How to Support Your Skin Microbiome

  • Don't over-cleanse: Washing too frequently or with harsh soaps strips beneficial bacteria. Use gentle, pH-balanced (5-5.5) cleansers.
  • Avoid antibacterial soaps: Triclosan and similar ingredients kill beneficial bacteria along with harmful ones. The FDA banned triclosan from consumer soaps in 2016.
  • Limit antibiotic use: Both oral and topical antibiotics disrupt the skin microbiome. When antibiotics are needed for acne, limit to 3-4 months and combine with benzoyl peroxide to reduce resistance.
  • Preserve skin pH: The natural acidic pH (4.5-5.5) supports beneficial bacteria. Alkaline soaps (pH 9-10) disrupt this environment.
  • Consider probiotic skincare: Products containing live bacteria or bacterial lysates show early promise for eczema and sensitive skin, though research is still developing.

Frequently Asked Questions

Should I use probiotic skincare products?

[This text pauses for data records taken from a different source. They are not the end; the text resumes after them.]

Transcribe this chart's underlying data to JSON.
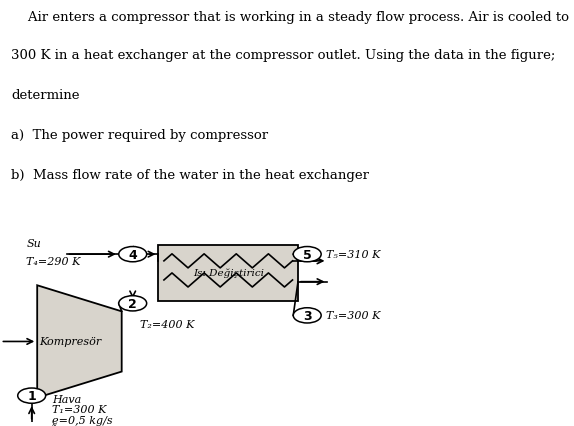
{
  "bg_color": "#bebebe",
  "diagram_bg": "#b0aca4",
  "text_lines": [
    "    Air enters a compressor that is working in a steady flow process. Air is cooled to",
    "300 K in a heat exchanger at the compressor outlet. Using the data in the figure;",
    "determine",
    "a)  The power required by compressor",
    "b)  Mass flow rate of the water in the heat exchanger"
  ],
  "node1_label": "1",
  "node2_label": "2",
  "node3_label": "3",
  "node4_label": "4",
  "node5_label": "5",
  "su_label": "Su",
  "T4_label": "T₄=290 K",
  "T5_label": "T₅=310 K",
  "T2_label": "T₂=400 K",
  "T3_label": "T₃=300 K",
  "compressor_label": "Kompresör",
  "hx_label": "Isı Değiştirici",
  "hava_label": "Hava",
  "T1_label": "T₁=300 K",
  "mdot_label": "ḛ=0,5 kg/s"
}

The science is promising but early. Topical Lactobacillus extracts have shown benefit for eczema and acne in small studies. Prebiotic ingredients (that feed beneficial bacteria) and postbiotics (bacterial metabolites) are more stable in formulations and may offer similar benefits. This is an exciting area but not yet standard of care.

Does hand sanitizer damage my skin microbiome?

Alcohol-based sanitizers do temporarily reduce skin microbes, but the microbiome recovers within hours. During pandemic-level hygiene needs, sanitizer is appropriate. For routine daily life, washing with gentle soap and water is sufficient and less disruptive to the microbiome.

Can I test my skin microbiome?

Consumer microbiome testing kits exist but have limited clinical utility currently. The science of translating microbiome data into specific product recommendations is still developing. The most practical approach is to maintain a gentle skincare routine that preserves microbial diversity.

  1. Byrd AL, et al. "The human skin microbiome." Nature Reviews Microbiology. 2018;16(3):143-155.
  2. Grice EA, Segre JA. "The skin microbiome." Nature Reviews Microbiology. 2011;9(4):244-253.
  3. Nakatsuji T, et al. "Antimicrobials from human skin commensal bacteria protect against Staphylococcus aureus." Science Translational Medicine. 2017;9(378):eaah4680.